Implicaties voor de praktijk
De nieuwe NHG-Standaard ziet insulinebehandeling als een taak voor de huisarts mits aan een aantal randvoorwaarden is voldaan, waaronder voldoende kennis en ervaring, en samenwerking met een verpleegkundige en internist. Op tijd beginnen met insulinebehandeling kan een kwaliteitsimpuls betekenen voor de diabeteszorg in de eerste lijn. De combinatiebehandeling is vanwege de simpele toepassing en het gunstige werkingsprofiel een geschikt en veilig startschema voor de meeste patiënten die voor insuline in aanmerking komen. Het geeft bovendien huisarts en praktijkondersteuner de kans om ervaring met insulinebehandeling op te doen.
Tot slot: is diabeteszorg huisartsenzorg?
Het is niet meer vanzelfsprekend dat huisartsen in de toekomst diabeteszorg blijven leveren. Zorgverzekeraars gaan diabeteszorg ‘inkopen’. Het lijkt erop dat zij daarbij vooralsnog een voorkeur hebben voor de huisartsenpraktijk, maar er zijn kapers op de kust. Het NHG heeft inmiddels in samenwerking met de Diabetes Huisartsen Advies Groep (DiHAG) en de LHV een standpunt over de zorg voor patiënten met diabetes type 2 geformuleerd.35 De beroepsorganisaties vinden dat medische zorg voor patiënten met een chronische aandoening (zoals diabetes) bij uitstek huisartsenzorg is, en niet ‘categoraal’ buiten het zicht van de huisarts georganiseerd moet worden. De helft van de diabetespatiënten heeft meerdere aandoeningen tegelijk (comorbiditeit), en alleen een integrale benadering in de huisartsenpraktijk kan daar rekening mee houden.

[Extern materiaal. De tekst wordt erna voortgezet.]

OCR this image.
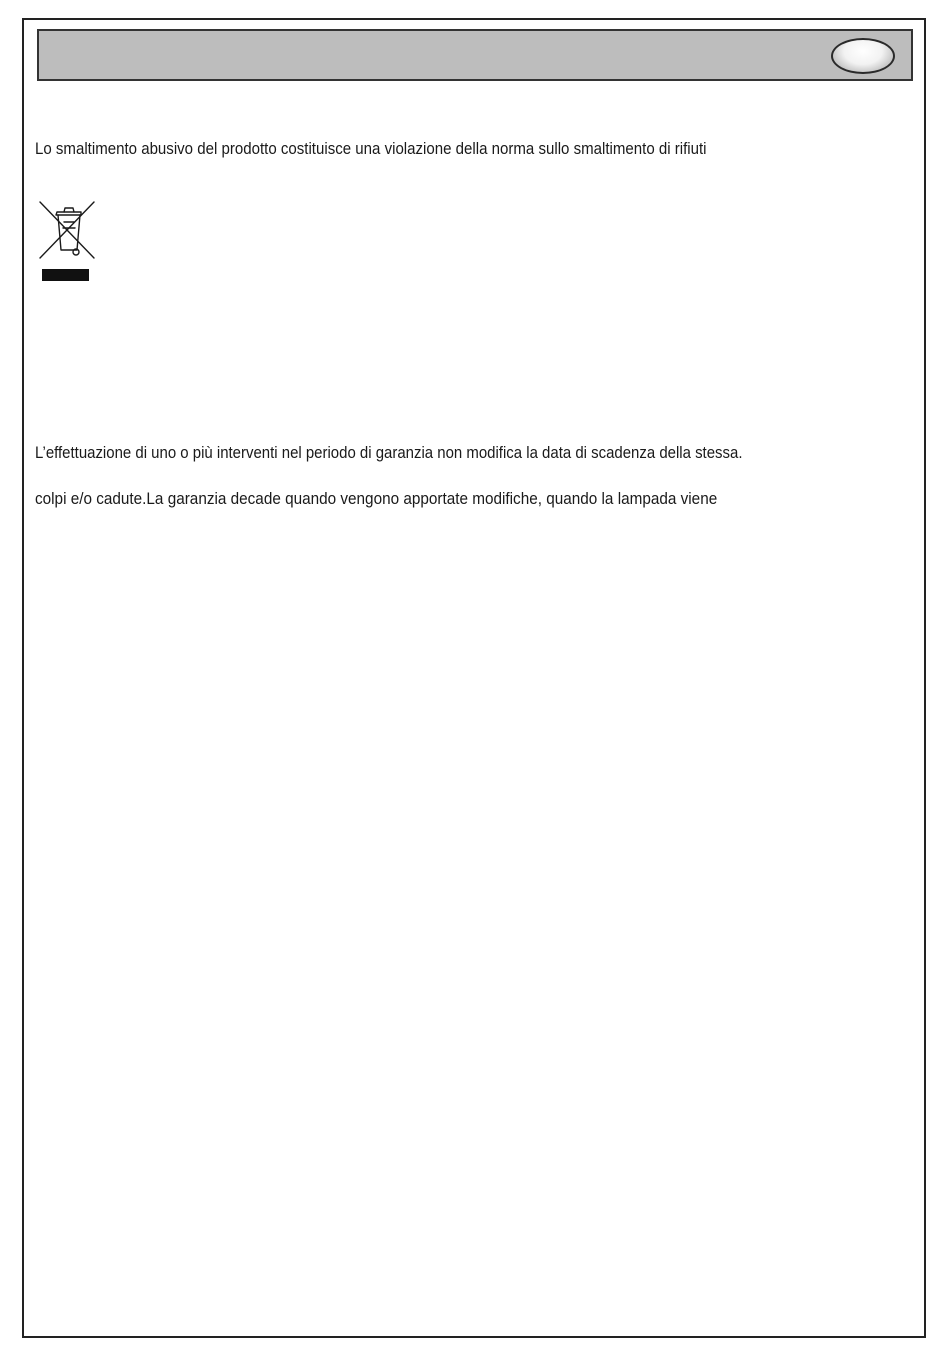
Lo smaltimento abusivo del prodotto costituisce una violazione della norma sullo smaltimento di rifiuti

L’effettuazione di uno o più interventi nel periodo di garanzia non modifica la data di scadenza della stessa.

colpi e/o cadute.La garanzia decade quando vengono apportate modifiche, quando la lampada viene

Goede diabeteszorg begint met zorgvuldige registratie en monitoring van alle diabetespatiënten in de praktijk, gevolgd door een doelgerichte aanpak van afwijkende gegevens. Daarvoor is een benadering nodig die gericht is op het daadwerkelijk halen van behandeldoelen. Eenvoudige protocollen op basis van evidence-based richtlijnen vormen een belangrijk hulpmiddel. Diabeteszorg is complex, tijdrovend en soms moeilijk.36 Juist daarom is het van belang dat de huisarts samenwerkt met goed geschoolde professionals zoals praktijkondersteuners en diabetesverpleegkundigen. Alleen op die manier kan hij zijn centrale spilfunctie (ook) in deze zorg behouden.
Literatuur
De literatuurlijst van dit artikel is zo lang dat we hem niet afdrukken. Stuur een e-mail naar tpo@nhg-nl.org en je krijgt hem gemaild.
Mogelijke belangenverstrengeling: het STIP-onderzoek ontving subsidie van Novo Nordisk Farma bv.